Structure of Native and Hydrophobically Modified Phytoglycogen Nanoparticles Using Small Angle Neutron Scattering

Phytoglycogen is a highly branched polymer of glucose produced as soft, compact nanoparticles by sweet corn. Properties such as softness, porosity and mechanical integrity, combined with nontoxicity and biodegradability, make phytoglycogen nanoparticles ideal for applications involving the human body. We describe small angle neutron scattering (SANS) measurements of native phytoglycogen and phytoglycogen that was hydrophobically modified using octenyl succinic anhydride (OSA) in both its hydrogenated (hOSA) and deuterated (dOSA) forms. The data for the native particles was well described by a core-coil model, in which the outer surfaces of the particles are covered by short chains.
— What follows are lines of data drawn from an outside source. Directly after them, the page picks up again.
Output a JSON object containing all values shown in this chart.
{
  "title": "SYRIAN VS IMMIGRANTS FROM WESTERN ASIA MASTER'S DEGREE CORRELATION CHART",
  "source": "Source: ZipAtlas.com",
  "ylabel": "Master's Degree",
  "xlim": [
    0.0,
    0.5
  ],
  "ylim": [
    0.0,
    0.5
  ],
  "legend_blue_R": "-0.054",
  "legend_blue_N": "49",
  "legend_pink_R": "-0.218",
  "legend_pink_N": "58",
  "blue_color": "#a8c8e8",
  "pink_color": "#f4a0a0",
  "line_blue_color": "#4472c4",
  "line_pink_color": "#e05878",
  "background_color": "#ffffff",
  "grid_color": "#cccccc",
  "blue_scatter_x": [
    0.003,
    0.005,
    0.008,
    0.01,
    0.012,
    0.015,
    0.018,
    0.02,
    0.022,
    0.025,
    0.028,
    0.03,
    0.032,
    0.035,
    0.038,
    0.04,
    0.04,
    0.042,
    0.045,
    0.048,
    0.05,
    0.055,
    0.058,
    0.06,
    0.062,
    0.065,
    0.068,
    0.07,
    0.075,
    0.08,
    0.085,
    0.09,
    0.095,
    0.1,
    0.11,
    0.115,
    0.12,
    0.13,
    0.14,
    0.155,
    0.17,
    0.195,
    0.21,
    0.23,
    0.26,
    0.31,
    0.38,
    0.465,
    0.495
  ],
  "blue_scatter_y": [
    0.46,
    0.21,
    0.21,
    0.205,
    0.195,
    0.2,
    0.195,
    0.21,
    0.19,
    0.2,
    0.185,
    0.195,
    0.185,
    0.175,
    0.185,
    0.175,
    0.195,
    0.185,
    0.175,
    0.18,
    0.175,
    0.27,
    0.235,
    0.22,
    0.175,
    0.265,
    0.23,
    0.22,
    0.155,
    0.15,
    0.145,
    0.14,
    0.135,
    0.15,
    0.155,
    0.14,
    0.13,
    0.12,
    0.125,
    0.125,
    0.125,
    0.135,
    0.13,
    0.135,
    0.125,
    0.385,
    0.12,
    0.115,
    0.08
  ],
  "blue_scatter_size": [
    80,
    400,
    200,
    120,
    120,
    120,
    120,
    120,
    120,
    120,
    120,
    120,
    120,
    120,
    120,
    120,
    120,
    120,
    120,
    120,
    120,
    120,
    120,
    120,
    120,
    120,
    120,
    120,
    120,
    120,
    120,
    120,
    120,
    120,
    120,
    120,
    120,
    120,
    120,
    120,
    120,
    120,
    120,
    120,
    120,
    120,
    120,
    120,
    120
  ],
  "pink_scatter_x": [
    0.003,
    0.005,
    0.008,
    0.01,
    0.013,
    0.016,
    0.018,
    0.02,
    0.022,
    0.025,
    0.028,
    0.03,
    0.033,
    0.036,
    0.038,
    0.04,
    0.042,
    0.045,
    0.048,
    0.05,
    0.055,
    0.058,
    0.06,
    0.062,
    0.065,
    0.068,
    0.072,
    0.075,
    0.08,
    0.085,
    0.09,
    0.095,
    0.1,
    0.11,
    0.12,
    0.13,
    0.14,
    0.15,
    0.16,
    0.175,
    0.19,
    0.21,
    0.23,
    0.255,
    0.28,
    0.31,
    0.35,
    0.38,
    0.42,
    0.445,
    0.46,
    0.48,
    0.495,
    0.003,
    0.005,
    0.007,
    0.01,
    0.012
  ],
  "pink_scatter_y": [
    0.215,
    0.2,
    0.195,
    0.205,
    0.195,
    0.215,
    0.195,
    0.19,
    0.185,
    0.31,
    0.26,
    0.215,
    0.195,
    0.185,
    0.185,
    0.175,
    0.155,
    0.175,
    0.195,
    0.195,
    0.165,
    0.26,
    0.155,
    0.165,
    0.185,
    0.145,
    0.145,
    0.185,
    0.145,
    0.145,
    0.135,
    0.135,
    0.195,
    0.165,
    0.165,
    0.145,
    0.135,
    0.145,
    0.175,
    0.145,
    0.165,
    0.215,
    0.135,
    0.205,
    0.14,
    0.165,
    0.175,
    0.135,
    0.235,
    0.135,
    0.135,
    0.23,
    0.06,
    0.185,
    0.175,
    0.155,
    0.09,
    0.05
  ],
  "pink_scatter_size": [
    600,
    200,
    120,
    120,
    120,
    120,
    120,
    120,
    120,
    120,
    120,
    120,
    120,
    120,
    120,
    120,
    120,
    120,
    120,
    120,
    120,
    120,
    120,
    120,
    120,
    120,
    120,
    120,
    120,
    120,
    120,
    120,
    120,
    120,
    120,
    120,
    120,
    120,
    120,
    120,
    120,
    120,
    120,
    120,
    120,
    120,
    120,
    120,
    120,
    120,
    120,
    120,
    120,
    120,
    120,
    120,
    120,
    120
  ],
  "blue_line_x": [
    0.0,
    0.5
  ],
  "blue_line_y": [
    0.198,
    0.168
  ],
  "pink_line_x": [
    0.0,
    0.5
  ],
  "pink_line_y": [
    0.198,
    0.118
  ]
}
The data for highly modified hOSA-phytoglycogen was consistent with a “raspberry” model, in which the outermost chains decorated with hOSA collapsed to form “seeds” with a well-defined size and separation. For lower DS values for both hOSA and dOSA-phytoglycogen, the data was well described using a core-shell particle geometry in which the composition of the shell was consistent with measured DS values. The results of the present study offer new insights into the morphology of phytoglycogen nanoparticles and the physical nature of their modification with OSA.